Practical guidelines

  1. Identification checklist
    ▢ Tool unplugged ▢ Anti-static strap ▢ High-res photo

  2. Typical failures
    • Open circuit dropper resistor → controller dead
    • Burst input capacitor → soft-start lost, full speed only
    • TRIAC short → motor starts immediately at plug-in

  3. Bench checks (refer to datasheet once IC identified)
    • VCC to IC pin (e.g., 15 VDC) present?
    • Gate pulse 3–5 V into 220 Ω resistor?
    • Potentiometer 0 – 100 kΩ linear across Vref / GND?

  4. Replacement options
    a) Exact IC from Mouser/Digi-Key if still active.
    b) Pin-compatible alternative (e.g., UTC U2008B-S vs Infineon U2008B).
    c) Swap entire PCB (fastest, <$15).


Possible disclaimers or additional notes

• Some Parkside boards are fully potted with silicone; component-level repair is then impractical.
• Newer brushless “X-20 TEAM” grinders use sensorless BLDC drivers; the information above only applies to brushed AC models.


Suggestions for further research

• Search term “U2008B Parkside angle grinder” on Elektroda and VK-repair groups.
• Study Infineon application note AN‐978, “Phase-Control for Universal Motors”.
• Monitor EU Right-to-Repair repositories (https://repair.eu) for future document releases.
• Explore open-hardware replacement boards such as “Open-Grinder-Control” on GitHub (STM32-based).


Brief summary

There is no dedicated “integrated circuit sheet” for the Parkside PAS/PWS 125 F5 because the grinder’s control board uses a standard triac-driver IC or a small MCU whose datasheet must be obtained by reading the part number directly from your unit and downloading it from the semiconductor vendor.

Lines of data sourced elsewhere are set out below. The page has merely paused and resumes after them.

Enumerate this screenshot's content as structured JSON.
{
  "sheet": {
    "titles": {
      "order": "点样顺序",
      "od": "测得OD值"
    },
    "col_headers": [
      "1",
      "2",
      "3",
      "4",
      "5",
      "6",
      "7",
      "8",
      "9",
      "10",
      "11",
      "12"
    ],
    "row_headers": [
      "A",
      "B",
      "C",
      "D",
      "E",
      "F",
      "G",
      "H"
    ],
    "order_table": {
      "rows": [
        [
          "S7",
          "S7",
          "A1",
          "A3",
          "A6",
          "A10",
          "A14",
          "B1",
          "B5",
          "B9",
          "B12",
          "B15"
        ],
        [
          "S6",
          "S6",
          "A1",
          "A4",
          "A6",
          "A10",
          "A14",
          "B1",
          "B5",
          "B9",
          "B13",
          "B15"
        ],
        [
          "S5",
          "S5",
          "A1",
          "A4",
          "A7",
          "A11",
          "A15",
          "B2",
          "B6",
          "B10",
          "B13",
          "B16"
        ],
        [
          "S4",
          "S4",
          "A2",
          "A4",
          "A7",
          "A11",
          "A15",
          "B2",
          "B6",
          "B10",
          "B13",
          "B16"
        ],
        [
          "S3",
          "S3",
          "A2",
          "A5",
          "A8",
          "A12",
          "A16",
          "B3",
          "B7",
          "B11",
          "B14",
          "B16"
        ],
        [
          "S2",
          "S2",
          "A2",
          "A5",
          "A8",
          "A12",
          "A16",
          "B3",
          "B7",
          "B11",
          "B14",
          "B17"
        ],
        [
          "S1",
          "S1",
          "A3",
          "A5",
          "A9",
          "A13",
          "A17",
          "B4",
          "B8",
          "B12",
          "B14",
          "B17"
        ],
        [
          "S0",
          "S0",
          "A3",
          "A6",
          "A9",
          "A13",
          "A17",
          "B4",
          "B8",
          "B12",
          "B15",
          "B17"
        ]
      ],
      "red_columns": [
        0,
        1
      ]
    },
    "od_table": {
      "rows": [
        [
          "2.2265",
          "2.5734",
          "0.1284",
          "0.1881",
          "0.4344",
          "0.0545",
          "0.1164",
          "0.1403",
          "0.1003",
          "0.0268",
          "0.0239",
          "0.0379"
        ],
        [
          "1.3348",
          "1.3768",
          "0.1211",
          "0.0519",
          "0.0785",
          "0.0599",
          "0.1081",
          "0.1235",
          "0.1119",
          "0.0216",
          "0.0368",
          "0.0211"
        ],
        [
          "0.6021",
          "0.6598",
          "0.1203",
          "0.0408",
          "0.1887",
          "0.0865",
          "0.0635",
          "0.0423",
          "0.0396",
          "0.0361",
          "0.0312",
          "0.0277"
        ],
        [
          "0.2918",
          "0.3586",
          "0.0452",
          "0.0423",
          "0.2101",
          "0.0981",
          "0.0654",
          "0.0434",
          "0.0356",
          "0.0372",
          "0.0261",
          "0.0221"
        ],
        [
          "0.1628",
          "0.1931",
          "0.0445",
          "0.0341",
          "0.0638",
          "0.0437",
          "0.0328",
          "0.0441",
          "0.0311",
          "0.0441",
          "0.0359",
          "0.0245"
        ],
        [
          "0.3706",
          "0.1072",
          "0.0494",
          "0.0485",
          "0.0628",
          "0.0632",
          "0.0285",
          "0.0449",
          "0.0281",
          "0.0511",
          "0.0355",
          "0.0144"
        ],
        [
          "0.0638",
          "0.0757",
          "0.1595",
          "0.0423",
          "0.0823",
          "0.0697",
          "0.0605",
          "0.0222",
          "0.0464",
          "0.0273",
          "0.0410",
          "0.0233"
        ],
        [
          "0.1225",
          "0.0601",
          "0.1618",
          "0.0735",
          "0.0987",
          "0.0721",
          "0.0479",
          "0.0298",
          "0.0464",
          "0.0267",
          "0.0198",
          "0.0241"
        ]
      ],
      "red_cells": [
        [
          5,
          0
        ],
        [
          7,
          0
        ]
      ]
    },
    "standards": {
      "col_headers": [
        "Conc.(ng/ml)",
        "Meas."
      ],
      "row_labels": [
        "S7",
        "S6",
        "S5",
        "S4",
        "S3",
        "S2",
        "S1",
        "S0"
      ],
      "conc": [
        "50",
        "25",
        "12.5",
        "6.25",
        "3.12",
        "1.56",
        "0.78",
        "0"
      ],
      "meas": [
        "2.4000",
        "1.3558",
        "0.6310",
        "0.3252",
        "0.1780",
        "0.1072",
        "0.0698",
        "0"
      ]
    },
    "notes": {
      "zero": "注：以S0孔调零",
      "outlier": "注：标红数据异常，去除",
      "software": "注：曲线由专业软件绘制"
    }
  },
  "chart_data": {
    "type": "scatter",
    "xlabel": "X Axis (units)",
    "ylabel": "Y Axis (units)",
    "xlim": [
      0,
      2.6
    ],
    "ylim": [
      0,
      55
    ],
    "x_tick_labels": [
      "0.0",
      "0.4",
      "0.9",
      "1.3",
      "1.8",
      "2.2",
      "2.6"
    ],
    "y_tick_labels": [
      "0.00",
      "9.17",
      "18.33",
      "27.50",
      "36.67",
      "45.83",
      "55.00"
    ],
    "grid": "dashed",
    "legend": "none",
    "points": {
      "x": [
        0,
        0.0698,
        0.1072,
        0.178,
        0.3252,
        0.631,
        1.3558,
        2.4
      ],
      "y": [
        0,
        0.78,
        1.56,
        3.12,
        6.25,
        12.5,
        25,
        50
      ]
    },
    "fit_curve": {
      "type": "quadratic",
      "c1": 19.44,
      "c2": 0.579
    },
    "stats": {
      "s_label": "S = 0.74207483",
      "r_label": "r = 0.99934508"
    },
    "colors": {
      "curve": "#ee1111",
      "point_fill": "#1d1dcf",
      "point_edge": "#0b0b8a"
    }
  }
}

Reverse-engineer the board, cross-check against common controller IC families, and follow safe-mains repair practices.

Disclaimer: The responses provided by artificial intelligence (language model) may be inaccurate and misleading. Elektroda is not responsible for the accuracy, reliability, or completeness of the presented information. All responses should be verified by the user.